Тогда еще были в ходу лайнеры «ИЛ-18», вместительные, комфортабельные, красивые машины. Лёха и Вовка так напринимались горячительного перед отлетом, что на следующий день, когда пришлось проходить медицинскую комиссию перед устройством на работу, у них повысилось кровяное давление.
— Для такого возраста многовато,— осуждающе заметил пожилой врач заводской медсанчасти.
— Мы полет переносим плохо,— пошутил Лёха, дыша перегаром.
— Если плохо, то тогда тебе, шутник, в цехе электролиза делать нечего,— отрезал врач.
Лёха опешил. Такой оплеухи он явно не ожидал: до этого ему многое сходило с рук. В электролизный цех попали мы с Вовкой — у меня не было повода для шуток, ну, а Вовка скромно молчал после крутого облома Лёхи. Тот еще полмесяца «пыхтел», осуждая действия принципиального врача.
— Нельзя быть таким тщеславным,— пытался я его образумить.— Ты, в конце концов, не Наполеон, считавший, что все, кто меньше ростом, честолюбивее его. Ты же длинный, Лёха! У тебя шесть дюймов росту. Как ты можешь быть таким заносчивым, не понимаю!
Видно было, как он шевелил губами, переводя дюймы в сантиметры, а потом довольно улыбнулся:
— Иди к черту, воспитатель! Его учи,— и показал на невысокого Вовку.
Жизненные уроки мало отражались на характере Лёхи. Уже первый курс холодным душем охладил его амбиции. Он с золотым аттестатом и первым разрядом по футболу приехал из маленького волжского городка покорять большой город, но в первой же сессии получил два неуда по главным предметам: химии и начертательной геометрии. В каждой сессии Лёха «заваливал» какой-нибудь предмет, обвиняя несправедливых учителей. Ему не нашлось места в футбольной сборной института. Даже проигрывая постоянно мне в шахматы, он каждый раз считал это досадной случайностью. На словах Лёха всё знал и всё умел.

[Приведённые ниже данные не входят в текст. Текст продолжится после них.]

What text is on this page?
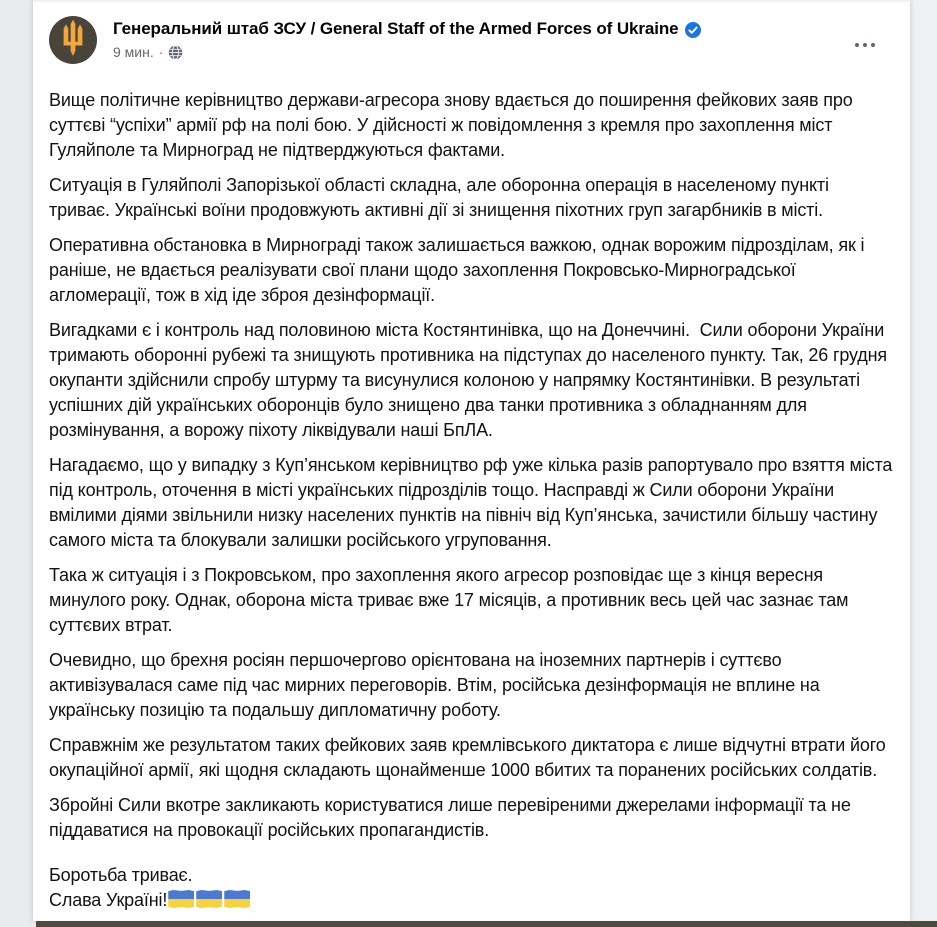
Генеральний штаб ЗСУ / General Staff of the Armed Forces of Ukraine
9 мин. ·

Вище політичне керівництво держави-агресора знову вдається до поширення фейкових заяв про суттєві “успіхи” армії рф на полі бою. У дійсності ж повідомлення з кремля про захоплення міст Гуляйполе та Мирноград не підтверджуються фактами.

Ситуація в Гуляйполі Запорізької області складна, але оборонна операція в населеному пункті триває. Українські воїни продовжують активні дії зі знищення піхотних груп загарбників в місті.

Оперативна обстановка в Мирнограді також залишається важкою, однак ворожим підрозділам, як і раніше, не вдається реалізувати свої плани щодо захоплення Покровсько-Мирноградської агломерації, тож в хід іде зброя дезінформації.

Вигадками є і контроль над половиною міста Костянтинівка, що на Донеччині.  Сили оборони України тримають оборонні рубежі та знищують противника на підступах до населеного пункту. Так, 26 грудня окупанти здійснили спробу штурму та висунулися колоною у напрямку Костянтинівки. В результаті успішних дій українських оборонців було знищено два танки противника з обладнанням для розмінування, а ворожу піхоту ліквідували наші БпЛА.

Нагадаємо, що у випадку з Куп’янськом керівництво рф уже кілька разів рапортувало про взяття міста під контроль, оточення в місті українських підрозділів тощо. Насправді ж Сили оборони України вмілими діями звільнили низку населених пунктів на північ від Куп’янська, зачистили більшу частину самого міста та блокували залишки російського угруповання.

Така ж ситуація і з Покровськом, про захоплення якого агресор розповідає ще з кінця вересня минулого року. Однак, оборона міста триває вже 17 місяців, а противник весь цей час зазнає там суттєвих втрат.

Очевидно, що брехня росіян першочергово орієнтована на іноземних партнерів і суттєво активізувалася саме під час мирних переговорів. Втім, російська дезінформація не вплине на українську позицію та подальшу дипломатичну роботу.

Справжнім же результатом таких фейкових заяв кремлівського диктатора є лише відчутні втрати його окупаційної армії, які щодня складають щонайменше 1000 вбитих та поранених російських солдатів.

Збройні Сили вкотре закликають користуватися лише перевіреними джерелами інформації та не піддаватися на провокації російських пропагандистів.

Боротьба триває.

Слава Україні!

Наша с Вовкой специальность имела длинное и внушительное название: «рабочий по продувке магистралей и змеевиков». Никаких магистралей мы не продували, а вот с алюминиевыми змеевиками, охлаждающими раствор в электролизных ваннах, пришлось возиться целый месяц. Опасная и грязная работа. По словам старожилов, более двух месяцев новички на ней не задерживались.
Жара, высокое электрическое напряжение, кислотный раствор, перегретый пар для продувки змеевиков от грязи, взрывы гремучей смеси, от хлопка которой кислота часто летит в лицо. Тяжелый суконный костюм и берет, диэлектрические сапоги и перчатки при температуре более 50 градусов. «Красота!» Кто выдерживал — тот, по обыкновению, оставался в цехе надолго.
Неизбалованными мы были в те далекие времена и догадывались, чтобы выдержать тяжкий труд, нужно вносить в него чуточку романтики. Мы мечтали стать сильными и готовыми к любым испытаниям. Лёха же занимался взвешиванием вагонеток с серным колчеданом и был доволен, что ловко устроился.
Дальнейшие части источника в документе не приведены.